Apple definitely completes the trifecta of innovation. Based in Cupertino, CA, Apple’s commitment to simplicity, quality, and efficiency has definitely set it apart from other like-minded tech companies.

But, like its e-commerce and automotive counterparts, three years following Apple’s relocation saw a 3% faster increase in home values than the rest of the country.

Factors that Determine Real Estate’s Impact

The severity of impact on real estate that changes in a region's market conditions can be determined by the following factors:

Existing Inventory: Most markets will increase in value due to the lack of inventory and the demand exceeding the supply.

Price Performance: If the city lists modest prices and has plenty of inventory available, the outcome could be a 10-20% increase in value.

Demand: The property needs to already be in a desirable urban place where millennials want to live and work.
Space for Construction: There also needs to be plenty of regional space available for the development of warehouses, office spaces, and housing.

Similar Changes Happening in San Diego

The consistent job growth in emerging industries in a desirable living environment has made San Diego one of the most sought-after places to live and work in the world.

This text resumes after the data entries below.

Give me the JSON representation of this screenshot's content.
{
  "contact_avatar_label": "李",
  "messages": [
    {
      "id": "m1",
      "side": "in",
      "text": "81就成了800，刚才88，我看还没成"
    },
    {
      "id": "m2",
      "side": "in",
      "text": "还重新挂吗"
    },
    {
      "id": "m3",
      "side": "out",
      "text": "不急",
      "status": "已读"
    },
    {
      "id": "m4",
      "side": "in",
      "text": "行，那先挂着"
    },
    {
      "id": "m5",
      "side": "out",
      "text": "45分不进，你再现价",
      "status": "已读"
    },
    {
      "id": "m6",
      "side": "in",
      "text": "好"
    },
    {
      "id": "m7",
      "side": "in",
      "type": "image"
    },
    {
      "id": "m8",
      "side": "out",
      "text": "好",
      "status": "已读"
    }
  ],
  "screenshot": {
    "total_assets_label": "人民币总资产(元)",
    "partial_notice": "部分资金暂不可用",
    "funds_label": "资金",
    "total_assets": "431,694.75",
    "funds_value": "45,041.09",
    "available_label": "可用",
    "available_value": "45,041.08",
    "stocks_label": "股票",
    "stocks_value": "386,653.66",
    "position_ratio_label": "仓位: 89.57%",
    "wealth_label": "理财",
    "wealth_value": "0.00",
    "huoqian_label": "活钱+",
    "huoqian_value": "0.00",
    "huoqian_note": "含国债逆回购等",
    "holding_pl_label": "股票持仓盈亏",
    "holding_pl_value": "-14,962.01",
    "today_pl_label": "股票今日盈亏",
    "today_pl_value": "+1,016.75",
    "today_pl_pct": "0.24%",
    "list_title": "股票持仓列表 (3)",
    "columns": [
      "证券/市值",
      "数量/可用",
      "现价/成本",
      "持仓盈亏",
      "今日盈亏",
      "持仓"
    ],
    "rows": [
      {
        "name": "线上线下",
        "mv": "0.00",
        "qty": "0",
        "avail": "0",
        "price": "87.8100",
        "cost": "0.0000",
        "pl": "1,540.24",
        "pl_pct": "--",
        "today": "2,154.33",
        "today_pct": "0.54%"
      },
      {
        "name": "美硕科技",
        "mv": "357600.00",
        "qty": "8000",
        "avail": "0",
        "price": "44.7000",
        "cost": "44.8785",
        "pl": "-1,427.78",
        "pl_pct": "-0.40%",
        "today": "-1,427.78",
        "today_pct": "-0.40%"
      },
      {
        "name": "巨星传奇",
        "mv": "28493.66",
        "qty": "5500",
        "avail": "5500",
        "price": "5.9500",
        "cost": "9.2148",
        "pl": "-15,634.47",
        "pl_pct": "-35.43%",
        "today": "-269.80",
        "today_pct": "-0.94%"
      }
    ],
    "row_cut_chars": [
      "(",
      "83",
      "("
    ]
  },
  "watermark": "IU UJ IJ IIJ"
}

It’s only a matter of time before San Diego becomes virtually unrecognizable from a real estate perspective. Here are some of the biggest changes happening:


These days, millennials prefer cities to suburbs. Their unique spending and living habits make them more suitable for places like downtown, as evident by the development of the yet-to-be-built I.D.E.A. District, an innovative urban initiative that combines creative office space, retail, restaurants, and housing.


In Mission Valley, two competing proposals regarding the development and future use of the land have been presented. While both initiatives are very similar, SDSU West would transform the site of Qualcomm Stadium into a walkable campus complete with housing, classrooms, hotels, a stadium, and more than 90 acres of public open space.
Similarly, Soccer City aims to develop a sports-and-entertainment district and include both a river park and a new stadium for Major League Soccer and Aztec football.


Attracted by a business-friendly environment and several booming industry clusters, emerging startups are playing a leading role in the growth and prosperity of North San Diego County. Plus, its robust tech presence has contributed nearly 17 percent of the region’s total GDP with $12 billion in annual sales.
The emergence of several big businesses in San Diego combined with the ideal environment for Fortune 500 companies to relocate or build new headquarters here has made San Diego real estate what it is today—lucrative, exciting, and a beautiful place to work and live.